Sackbut, we’ll give you a chance to show yourself out before we call the bouncer. ;-)
A bicorne is both wheat AND corn.
Indeed. A tricorn does the same thing for someone on a tricycle.
And now we all know exactly what a unicorn is.
They are Neither and Both, at the same time. It is one of the Mysteries of the Faith. Center, celebrate, and accept. Blessed be, Blessed Bi.
We must respect the right of self-determination for all grains.
Colin Day #13
The problem is that people keep predicting peak trans, but, just like the rainbow or the frequently prophesized peak Trump(ism), we never quite seem to get there, and maybe we never will. There is certainly nothing inevitable about it. Too many people, from individuals to organizations to entire movements, have invested too much in the trans narrative and burned all bridges behind them, and now there is no way back without admitting to themselves and the world that they’ve been a bunch of major assholes.
Self-degermination.
Bjarte, I think you might be right. Or rather, I suspect we aren’t going to peak ourselves out of this mess. I think it will take enough peaking to build up a sort of herd immunity so that insufferable young people can show up to tell all us old people how stupid we were for believing this nonsense in the first place.

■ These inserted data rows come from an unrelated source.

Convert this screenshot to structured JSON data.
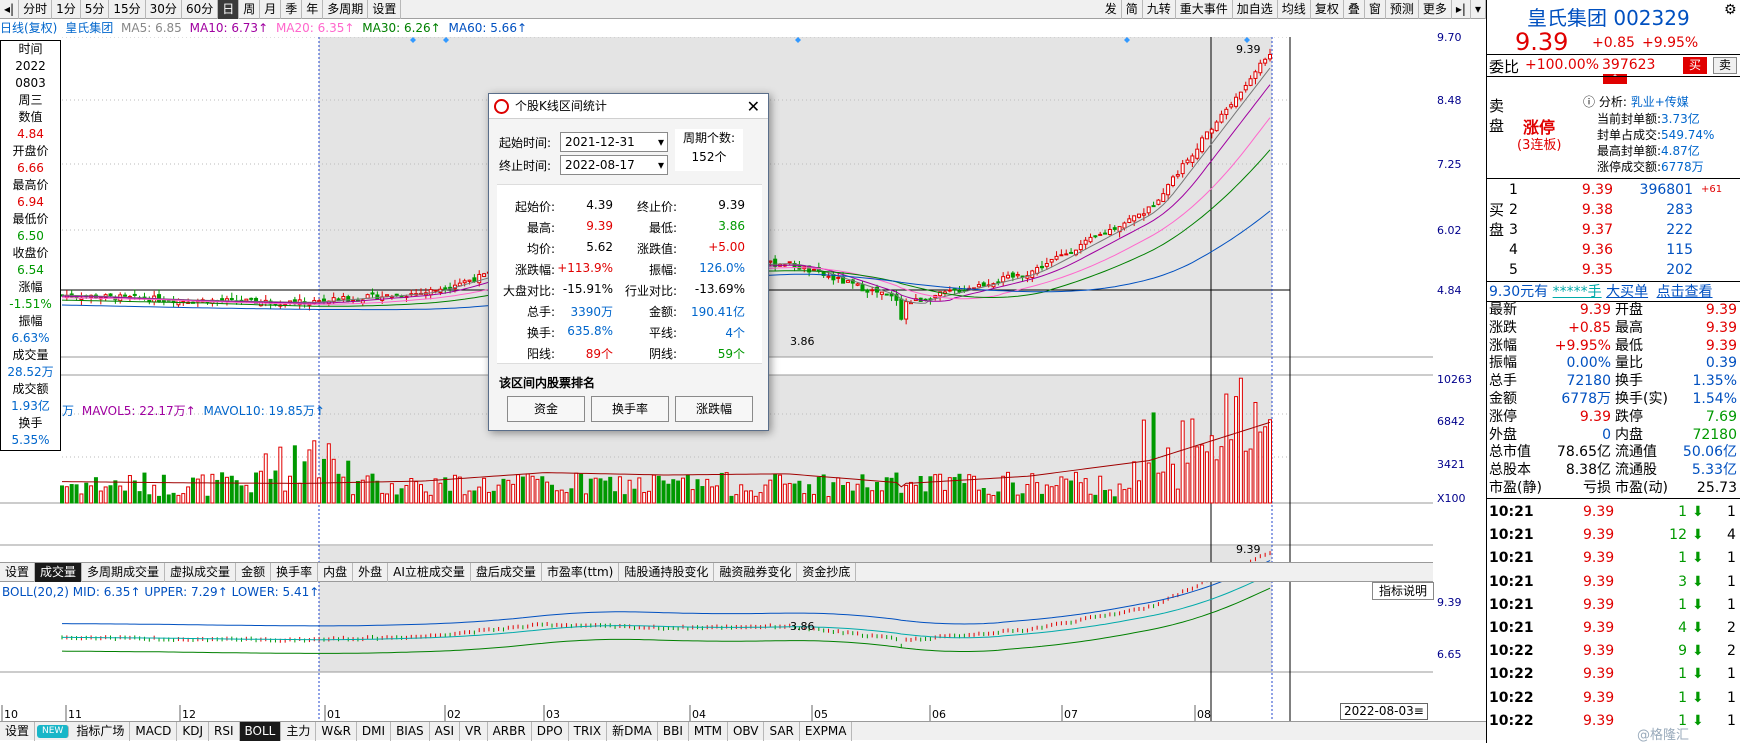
{
  "toolbar": {
    "left_items": [
      "分时",
      "1分",
      "5分",
      "15分",
      "30分",
      "60分",
      "日",
      "周",
      "月",
      "季",
      "年",
      "多周期",
      "设置"
    ],
    "active_index": 6,
    "right_items": [
      "发",
      "简",
      "九转",
      "重大事件",
      "加自选",
      "均线",
      "复权",
      "叠",
      "窗",
      "预测",
      "更多"
    ]
  },
  "infoline": {
    "period": "日线(复权)",
    "name": "皇氏集团",
    "ma5": "MA5: 6.85",
    "ma10": "MA10: 6.73↑",
    "ma20": "MA20: 6.35↑",
    "ma30": "MA30: 6.26↑",
    "ma60": "MA60: 5.66↑"
  },
  "sideinfo": [
    {
      "k": "时间",
      "v": "2022"
    },
    {
      "k": "",
      "v": "0803"
    },
    {
      "k": "",
      "v": "周三"
    },
    {
      "k": "数值",
      "v": "4.84"
    },
    {
      "k": "开盘价",
      "v": "6.66"
    },
    {
      "k": "最高价",
      "v": "6.94"
    },
    {
      "k": "最低价",
      "v": "6.50"
    },
    {
      "k": "收盘价",
      "v": "6.54"
    },
    {
      "k": "涨幅",
      "v": "-1.51%"
    },
    {
      "k": "振幅",
      "v": "6.63%"
    },
    {
      "k": "成交量",
      "v": "28.52万"
    },
    {
      "k": "成交额",
      "v": "1.93亿"
    },
    {
      "k": "换手",
      "v": "5.35%"
    }
  ],
  "price_axis": [
    "9.70",
    "8.48",
    "7.25",
    "6.02",
    "4.84"
  ],
  "vol_axis": [
    "10263",
    "6842",
    "3421",
    "X100"
  ],
  "boll_axis": [
    "9.39",
    "6.65"
  ],
  "markers": {
    "high_label": "9.39",
    "low_label": "3.86",
    "boll_high": "9.39",
    "boll_low": "3.86"
  },
  "vol_line": {
    "unit": "万",
    "mavol5": "MAVOL5: 22.17万↑",
    "mavol10": "MAVOL10: 19.85万↑"
  },
  "boll_line": {
    "text": "BOLL(20,2) MID: 6.35↑ UPPER: 7.29↑ LOWER: 5.41↑",
    "help": "指标说明"
  },
  "x_axis": [
    "10",
    "11",
    "12",
    "01",
    "02",
    "03",
    "04",
    "05",
    "06",
    "07",
    "08"
  ],
  "crosshair_date": "2022-08-03",
  "indicator_tabs": [
    "设置",
    "成交量",
    "多周期成交量",
    "虚拟成交量",
    "金额",
    "换手率",
    "内盘",
    "外盘",
    "AI立桩成交量",
    "盘后成交量",
    "市盈率(ttm)",
    "陆股通持股变化",
    "融资融券变化",
    "资金抄底"
  ],
  "indicator_active": 1,
  "bottom_tabs": [
    "设置",
    "NEW",
    "指标广场",
    "MACD",
    "KDJ",
    "RSI",
    "BOLL",
    "主力",
    "W&R",
    "DMI",
    "BIAS",
    "ASI",
    "VR",
    "ARBR",
    "DPO",
    "TRIX",
    "新DMA",
    "BBI",
    "MTM",
    "OBV",
    "SAR",
    "EXPMA"
  ],
  "bottom_active": 6,
  "dialog": {
    "title": "个股K线区间统计",
    "start_label": "起始时间:",
    "start_value": "2021-12-31",
    "end_label": "终止时间:",
    "end_value": "2022-08-17",
    "period_label": "周期个数:",
    "period_value": "152个",
    "stats_left": [
      {
        "k": "起始价:",
        "v": "4.39"
      },
      {
        "k": "最高:",
        "v": "9.39"
      },
      {
        "k": "均价:",
        "v": "5.62"
      },
      {
        "k": "涨跌幅:",
        "v": "+113.9%"
      },
      {
        "k": "大盘对比:",
        "v": "-15.91%"
      },
      {
        "k": "总手:",
        "v": "3390万"
      },
      {
        "k": "换手:",
        "v": "635.8%"
      },
      {
        "k": "阳线:",
        "v": "89个"
      }
    ],
    "stats_right": [
      {
        "k": "终止价:",
        "v": "9.39"
      },
      {
        "k": "最低:",
        "v": "3.86"
      },
      {
        "k": "涨跌值:",
        "v": "+5.00"
      },
      {
        "k": "振幅:",
        "v": "126.0%"
      },
      {
        "k": "行业对比:",
        "v": "-13.69%"
      },
      {
        "k": "金额:",
        "v": "190.41亿"
      },
      {
        "k": "平线:",
        "v": "4个"
      },
      {
        "k": "阴线:",
        "v": "59个"
      }
    ],
    "rank_label": "该区间内股票排名",
    "buttons": [
      "资金",
      "换手率",
      "涨跌幅"
    ]
  },
  "panel": {
    "title": "皇氏集团 002329",
    "price": "9.39",
    "change": "+0.85",
    "change_pct": "+9.95%",
    "weibi_label": "委比",
    "weibi": "+100.00%",
    "weicha": "397623",
    "buy_btn": "买",
    "sell_btn": "卖",
    "sell_side_label": "卖盘",
    "limit_up": "涨停",
    "limit_sub": "(3连板)",
    "analysis_label": "分析:",
    "analysis_value": "乳业+传媒",
    "seal_rows": [
      {
        "k": "当前封单额:",
        "v": "3.73亿"
      },
      {
        "k": "封单占成交:",
        "v": "549.74%"
      },
      {
        "k": "最高封单额:",
        "v": "4.87亿"
      },
      {
        "k": "涨停成交额:",
        "v": "6778万"
      }
    ],
    "buy_side_label": "买盘",
    "bids": [
      {
        "lv": "1",
        "p": "9.39",
        "v": "396801",
        "d": "+61"
      },
      {
        "lv": "2",
        "p": "9.38",
        "v": "283",
        "d": ""
      },
      {
        "lv": "3",
        "p": "9.37",
        "v": "222",
        "d": ""
      },
      {
        "lv": "4",
        "p": "9.36",
        "v": "115",
        "d": ""
      },
      {
        "lv": "5",
        "p": "9.35",
        "v": "202",
        "d": ""
      }
    ],
    "big_order": {
      "price": "9.30元有",
      "qty": "*****手",
      "label": "大买单",
      "link": "点击查看"
    },
    "quotes": [
      {
        "k1": "最新",
        "v1": "9.39",
        "k2": "开盘",
        "v2": "9.39"
      },
      {
        "k1": "涨跌",
        "v1": "+0.85",
        "k2": "最高",
        "v2": "9.39"
      },
      {
        "k1": "涨幅",
        "v1": "+9.95%",
        "k2": "最低",
        "v2": "9.39"
      },
      {
        "k1": "振幅",
        "v1": "0.00%",
        "k2": "量比",
        "v2": "0.39"
      },
      {
        "k1": "总手",
        "v1": "72180",
        "k2": "换手",
        "v2": "1.35%"
      },
      {
        "k1": "金额",
        "v1": "6778万",
        "k2": "换手(实)",
        "v2": "1.54%"
      },
      {
        "k1": "涨停",
        "v1": "9.39",
        "k2": "跌停",
        "v2": "7.69"
      },
      {
        "k1": "外盘",
        "v1": "0",
        "k2": "内盘",
        "v2": "72180"
      },
      {
        "k1": "总市值",
        "v1": "78.65亿",
        "k2": "流通值",
        "v2": "50.06亿"
      },
      {
        "k1": "总股本",
        "v1": "8.38亿",
        "k2": "流通股",
        "v2": "5.33亿"
      },
      {
        "k1": "市盈(静)",
        "v1": "亏损",
        "k2": "市盈(动)",
        "v2": "25.73"
      }
    ],
    "ticks": [
      {
        "t": "10:21",
        "p": "9.39",
        "v": "1",
        "n": "1"
      },
      {
        "t": "10:21",
        "p": "9.39",
        "v": "12",
        "n": "4"
      },
      {
        "t": "10:21",
        "p": "9.39",
        "v": "1",
        "n": "1"
      },
      {
        "t": "10:21",
        "p": "9.39",
        "v": "3",
        "n": "1"
      },
      {
        "t": "10:21",
        "p": "9.39",
        "v": "1",
        "n": "1"
      },
      {
        "t": "10:21",
        "p": "9.39",
        "v": "4",
        "n": "2"
      },
      {
        "t": "10:22",
        "p": "9.39",
        "v": "9",
        "n": "2"
      },
      {
        "t": "10:22",
        "p": "9.39",
        "v": "1",
        "n": "1"
      },
      {
        "t": "10:22",
        "p": "9.39",
        "v": "1",
        "n": "1"
      },
      {
        "t": "10:22",
        "p": "9.39",
        "v": "1",
        "n": "1"
      }
    ],
    "watermark": "@格隆汇"
  },
  "chart_data": {
    "type": "candlestick",
    "note": "Daily K-line, approx. monthly summary of the visible series (Oct 2021 – Aug 2022)",
    "x": [
      "10",
      "11",
      "12",
      "01",
      "02",
      "03",
      "04",
      "05",
      "06",
      "07",
      "08"
    ],
    "close": [
      4.45,
      4.35,
      4.3,
      4.5,
      5.2,
      5.0,
      5.1,
      4.3,
      4.9,
      6.2,
      9.39
    ],
    "ylim": [
      3.6,
      9.7
    ],
    "max": 9.39,
    "min": 3.86
  }
}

We will have to put up with this glorious new generation while being labelled as the problem – just as we are now – and we might very well find that the new hyper-enlightened golden-children are worse than the bunch we currently have.
Exactly
I wish I remember who said it and in what context, but one of my favorite quotes went something like “progress isn’t caused by the passage of time”. Indeed it takes some active “pushing”, and if we’re not doing it, the other side most certainly will.
It’s not an accident that the first lesson from Timothy Snyder’s On Tyranny was “Don’t obey* in advance”, and this applies to more than just the literal death of democracy. It’s tempting to think there is no need to start pushing back before things get intolerably bad, but as Snyder points out, by the time they get intolerably bad it’s usually too late.

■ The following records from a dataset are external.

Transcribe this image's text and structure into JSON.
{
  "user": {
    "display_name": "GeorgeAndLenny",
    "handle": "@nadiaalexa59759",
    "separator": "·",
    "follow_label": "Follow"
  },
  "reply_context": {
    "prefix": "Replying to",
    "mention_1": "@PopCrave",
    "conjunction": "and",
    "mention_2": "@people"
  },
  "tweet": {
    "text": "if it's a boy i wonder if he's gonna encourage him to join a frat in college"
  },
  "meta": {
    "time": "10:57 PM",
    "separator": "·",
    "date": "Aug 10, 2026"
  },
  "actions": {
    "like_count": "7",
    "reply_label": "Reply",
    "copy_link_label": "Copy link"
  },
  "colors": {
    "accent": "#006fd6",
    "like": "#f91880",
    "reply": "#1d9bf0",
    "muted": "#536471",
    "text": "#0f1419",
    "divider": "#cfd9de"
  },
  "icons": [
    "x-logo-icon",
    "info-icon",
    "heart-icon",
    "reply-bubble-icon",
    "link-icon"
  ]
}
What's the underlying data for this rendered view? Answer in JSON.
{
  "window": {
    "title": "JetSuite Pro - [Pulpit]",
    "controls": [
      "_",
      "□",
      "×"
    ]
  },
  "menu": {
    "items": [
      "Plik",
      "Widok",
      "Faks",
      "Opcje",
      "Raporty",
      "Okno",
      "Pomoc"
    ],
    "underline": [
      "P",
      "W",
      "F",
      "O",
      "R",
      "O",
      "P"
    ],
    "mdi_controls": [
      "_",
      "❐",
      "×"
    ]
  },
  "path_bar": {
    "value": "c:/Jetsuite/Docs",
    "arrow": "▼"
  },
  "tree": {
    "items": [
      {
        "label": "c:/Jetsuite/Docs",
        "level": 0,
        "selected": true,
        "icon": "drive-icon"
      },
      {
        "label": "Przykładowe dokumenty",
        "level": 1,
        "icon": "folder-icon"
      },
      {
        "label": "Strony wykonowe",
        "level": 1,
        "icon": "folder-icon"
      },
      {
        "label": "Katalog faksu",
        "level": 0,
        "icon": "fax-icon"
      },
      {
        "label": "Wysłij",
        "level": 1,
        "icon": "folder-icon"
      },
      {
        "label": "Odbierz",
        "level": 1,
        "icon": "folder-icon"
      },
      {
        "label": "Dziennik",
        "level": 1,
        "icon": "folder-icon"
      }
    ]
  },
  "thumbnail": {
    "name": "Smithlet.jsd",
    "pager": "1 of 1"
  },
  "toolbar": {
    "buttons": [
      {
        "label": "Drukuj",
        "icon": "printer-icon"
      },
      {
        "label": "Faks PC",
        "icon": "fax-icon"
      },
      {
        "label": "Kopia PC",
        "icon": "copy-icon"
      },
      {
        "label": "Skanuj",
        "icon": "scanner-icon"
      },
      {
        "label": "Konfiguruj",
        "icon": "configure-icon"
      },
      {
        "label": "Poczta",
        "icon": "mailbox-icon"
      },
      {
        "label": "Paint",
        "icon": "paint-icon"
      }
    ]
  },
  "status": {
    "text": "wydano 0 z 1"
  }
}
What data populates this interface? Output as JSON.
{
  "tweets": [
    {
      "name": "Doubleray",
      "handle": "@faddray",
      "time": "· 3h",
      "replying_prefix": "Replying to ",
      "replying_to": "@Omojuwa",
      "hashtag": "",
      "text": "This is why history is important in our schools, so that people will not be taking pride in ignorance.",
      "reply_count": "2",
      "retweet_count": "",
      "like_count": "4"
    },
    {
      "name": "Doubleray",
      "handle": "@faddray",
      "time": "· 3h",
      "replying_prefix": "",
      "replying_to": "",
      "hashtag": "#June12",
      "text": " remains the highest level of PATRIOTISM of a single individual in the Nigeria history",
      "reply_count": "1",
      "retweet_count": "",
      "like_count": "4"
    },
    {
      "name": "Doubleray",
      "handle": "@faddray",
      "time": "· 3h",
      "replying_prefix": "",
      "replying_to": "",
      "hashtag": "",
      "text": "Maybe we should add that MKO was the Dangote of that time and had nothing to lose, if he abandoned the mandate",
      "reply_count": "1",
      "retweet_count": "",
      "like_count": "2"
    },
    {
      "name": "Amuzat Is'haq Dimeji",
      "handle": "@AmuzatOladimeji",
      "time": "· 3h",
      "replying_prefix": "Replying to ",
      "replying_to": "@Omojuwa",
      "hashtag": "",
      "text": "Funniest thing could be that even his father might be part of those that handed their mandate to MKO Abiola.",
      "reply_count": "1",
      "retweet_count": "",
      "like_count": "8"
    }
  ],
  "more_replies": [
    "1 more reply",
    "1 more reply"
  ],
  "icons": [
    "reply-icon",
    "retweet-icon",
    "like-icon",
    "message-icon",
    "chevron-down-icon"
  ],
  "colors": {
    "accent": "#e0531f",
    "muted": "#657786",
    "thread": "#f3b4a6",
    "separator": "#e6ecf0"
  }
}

*Or “concede”, “adjust”, “adapt”, “fall in line” etc.
Time for my periodic reminder that we have to be careful about such comparisons. Religious conservatives and their hangers-on do not, in fact, agree with GCFs, even if they stake out the same positions on a handful of issues. This is because when the GCF says that a man cannot be, in truth, a woman, they refer entirely to biological reality; when the religiot says it, they mean that there are universal, God-ordained categories that encompass the words ‘man’ and ‘woman’, and that in all ways what is in one should not mix with the other–be it athleticism, housekeeping, fashion, sexual submission or political power, every such trait shall be deemed masculine or feminine, and forever entwined with the state of being male or female, respectively. (And it’s worth noting that the past several years have seen non-religious conservatives take up the same position. Evidently, it’s possible to be misogynistic without God, too.)

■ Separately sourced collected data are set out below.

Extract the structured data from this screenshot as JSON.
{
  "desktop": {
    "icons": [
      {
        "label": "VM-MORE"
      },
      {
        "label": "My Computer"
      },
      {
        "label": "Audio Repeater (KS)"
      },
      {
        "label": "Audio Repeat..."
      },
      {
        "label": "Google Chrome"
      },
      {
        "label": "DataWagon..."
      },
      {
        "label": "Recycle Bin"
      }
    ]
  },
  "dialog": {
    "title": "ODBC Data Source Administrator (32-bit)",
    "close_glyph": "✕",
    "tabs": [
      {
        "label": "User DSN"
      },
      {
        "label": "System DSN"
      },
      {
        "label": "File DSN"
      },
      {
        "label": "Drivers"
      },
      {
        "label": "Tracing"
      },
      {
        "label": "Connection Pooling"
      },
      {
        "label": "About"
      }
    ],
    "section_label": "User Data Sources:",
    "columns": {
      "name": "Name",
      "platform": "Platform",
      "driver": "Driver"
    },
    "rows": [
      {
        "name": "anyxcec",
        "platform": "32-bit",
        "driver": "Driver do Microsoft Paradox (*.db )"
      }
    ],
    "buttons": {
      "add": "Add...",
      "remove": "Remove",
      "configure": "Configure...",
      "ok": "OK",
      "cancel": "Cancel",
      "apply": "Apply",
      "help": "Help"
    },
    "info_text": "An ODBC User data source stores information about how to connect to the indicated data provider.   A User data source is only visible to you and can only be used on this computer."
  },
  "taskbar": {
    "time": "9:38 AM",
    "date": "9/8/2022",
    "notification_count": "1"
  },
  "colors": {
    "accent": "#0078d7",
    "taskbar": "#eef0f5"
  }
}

And I maintain that this provides a possible wedge, for a portion of the TRA alliance, namely the so-called “non-binary” folks. Because the proper response to someone saying “I’m non-binary,” is to get them to understand that NO ONE is a true ‘binary’ person when it comes to gender roles; manliness is an impossibly high bar to meet (which feeds the toxicity of the drive to achieve it), and femininity contains so many inherent contradictions that it is literally designed to allow any woman to be found wanting in some respect, by virtue of actually achieving some measure of another.
Then point out that TRAs actually reinforce the gender binary in society (they simply wish, in one way or another, to change which bullshit box they get put into, instead of burning down the boxes).
Peeling the NB faction off of the TRA movement could very well lead to the movement collapsing from its inherent contradictions.
Fair point, although I think many religious conservatives do in fact have biological reality in mind along with the god-given thing. To put it another way I think they too can detect bullshit when it’s steaming away under their noses. Not all, but many.